If you count product research an important part of your sales and due diligence activity, you know how important it is to have a solid understanding of the current product marketplace, backed by concrete data. At Full Disclosure, we cover a number of different cash-value products throughout the year, focusing on data from companies that are active in mid to upper markets. Our goal when collecting and organizing information is to show what products do well. And, as we are examining slices of data, this information is only meant to provide an idea of the general strengths each policy brings to the marketplace.
Full Disclosure surveys variable insurers twice each year and tracks illustrated values and the benefits each policy brings to the marketplace. The data in this report is excerpted from the most recent variable life data we collected. All data is current as of May 1, 2012. There are charts included for current illustrated values and a scenario with maximum retirement income — an ideal use for variable life insurance. There is also a guaranteed minimum premium excerpt for long-term (age 100 or lifetime) guaranteed premium and death benefit. To help clarify what each product in this report is designed to do best, please consult our Policy Design Objectives.
The reports can be accessed by selecting the linked portions of this article, or by selecting a link from the report index below.
Current illustrations are based on a Male Age 40 paying a $7,500 annual premium on a $1,000,000 policy. Companies were asked to employ an 8 percent gross crediting rate that is then net of average fund expenses. Fund expenses can be either arithmetic, or more likely, weighted to the largest subaccounts available in the policy. If our specified premium of $7,500 is too low to illustrate the policy for this age and face amount, the policies are blended with term insurance if available. The death benefit type is level; however, a column is included with a true increasing death benefit for each policy. The class specified is best nonsmoker as long as the class represents at least 15 percent of the contract issued of each policy.
Internal rates of return (IRR) figures, included in the main chart, indicate which products are designed to be more efficient in producing cash values, death benefits, or are an all-around solution. The IRR can be applied to cash values as well as death benefits, and we have chosen to measure both at a policy duration of 30 years. Those seeking to analyze the relationship between cash values and death benefits will find the IRR measurement a useful tool. Information is included to show you what the death benefits would be illustrated under an increasing death benefit option.

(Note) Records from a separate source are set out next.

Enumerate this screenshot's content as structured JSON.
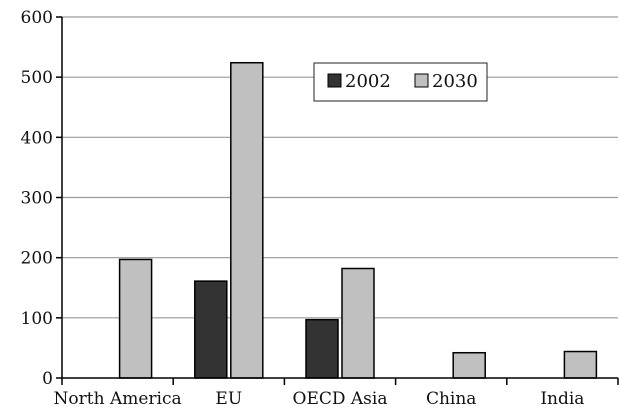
{
  "chart_data": {
    "type": "bar",
    "categories": [
      "North America",
      "EU",
      "OECD Asia",
      "China",
      "India"
    ],
    "series": [
      {
        "name": "2002",
        "values": [
          0,
          161,
          97,
          0,
          0
        ],
        "color": "#333333"
      },
      {
        "name": "2030",
        "values": [
          197,
          524,
          182,
          42,
          44
        ],
        "color": "#c0c0c0"
      }
    ],
    "yticks": [
      0,
      100,
      200,
      300,
      400,
      500,
      600
    ],
    "ylim": [
      0,
      600
    ],
    "grid": true,
    "legend_position": "top-right",
    "title": "",
    "xlabel": "",
    "ylabel": ""
  }
}
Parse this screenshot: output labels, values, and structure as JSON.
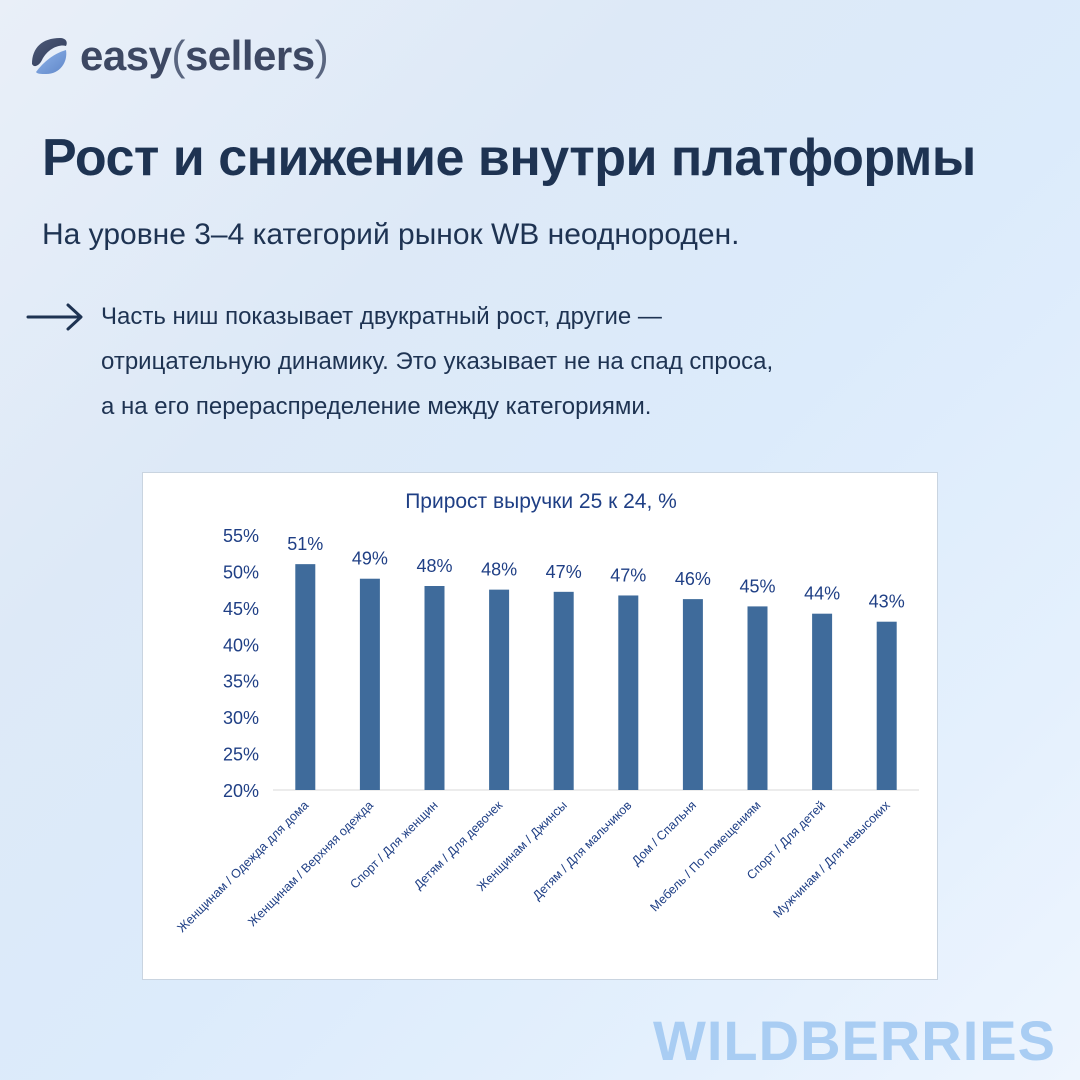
{
  "brand": {
    "logo_text": "easy",
    "logo_paren_open": "(",
    "logo_word": "sellers",
    "logo_paren_close": ")"
  },
  "header": {
    "title": "Рост и снижение внутри платформы",
    "subtitle": "На уровне 3–4 категорий рынок WB неоднороден."
  },
  "bullet": {
    "icon": "arrow-right-icon",
    "lines": [
      "Часть ниш показывает двукратный рост, другие —",
      "отрицательную динамику. Это указывает не на спад спроса,",
      "а на его перераспределение между категориями."
    ]
  },
  "chart_data": {
    "type": "bar",
    "title": "Прирост выручки 25 к 24, %",
    "categories": [
      "Женщинам / Одежда для дома",
      "Женщинам / Верхняя одежда",
      "Спорт / Для женщин",
      "Детям / Для девочек",
      "Женщинам / Джинсы",
      "Детям / Для мальчиков",
      "Дом / Спальня",
      "Мебель / По помещениям",
      "Спорт / Для детей",
      "Мужчинам / Для невысоких"
    ],
    "values": [
      51,
      49,
      48,
      47.5,
      47.2,
      46.7,
      46.2,
      45.2,
      44.2,
      43.1
    ],
    "data_labels": [
      "51%",
      "49%",
      "48%",
      "48%",
      "47%",
      "47%",
      "46%",
      "45%",
      "44%",
      "43%"
    ],
    "yticks": [
      "20%",
      "25%",
      "30%",
      "35%",
      "40%",
      "45%",
      "50%",
      "55%"
    ],
    "ylim": [
      20,
      55
    ],
    "bar_color": "#3f6b9b",
    "text_color": "#1f3f85",
    "grid": false,
    "legend": "none"
  },
  "watermark": "WILDBERRIES",
  "colors": {
    "heading": "#1e3352",
    "watermark": "#a9cdf3"
  }
}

Variable life is also marketed as a tool to supplement retirement income. This is done by surrendering accumulation values to the contract’s cost basis and using policy loans thereafter, or increasingly, by using only loans to provide maximum income. In the retirement income table, companies were asked to illustrate policies using a $10,000 premium starting at a male’s age 40, selecting an increasing death benefit option until age 65. At retirement age 65, the death benefit type is switched to level as values are liquidated. A residual value of $100,000 was requested at the policy maturity age and companies tried to come as close to that as their illustration systems would allow. Again, certain policies are designed to do certain things and a high cash value at age 65 does not necessarily translate into high retirement income.
The guaranteed minimum premium excerpt is for long-term (age 100 or lifetime) guaranteed premium and death benefit. Whether by rider, a minimum premium level, or through a dedicated fixed account, mechanisms to include the guarantee may differ. If a policy is not featured in the minimum guaranteed premium chart, they do not offer a long-term secondary guarantee but may offer shorter guarantee durations as specified in the main chart featuring illustrated values.
The illustrations in this report are meant to show how individual life variable plans are being illustrated on the street as a way to gauge their relative positions for a sample policyholder. The real product differentiation is at the policy level in the features, limitations, and current and guaranteed cost structure of each. While it is tempting to try to compare products using subaccount performance, the real test of a product’s ability to create policyholder value lies with the contract, or the “wrapper” around the investment components.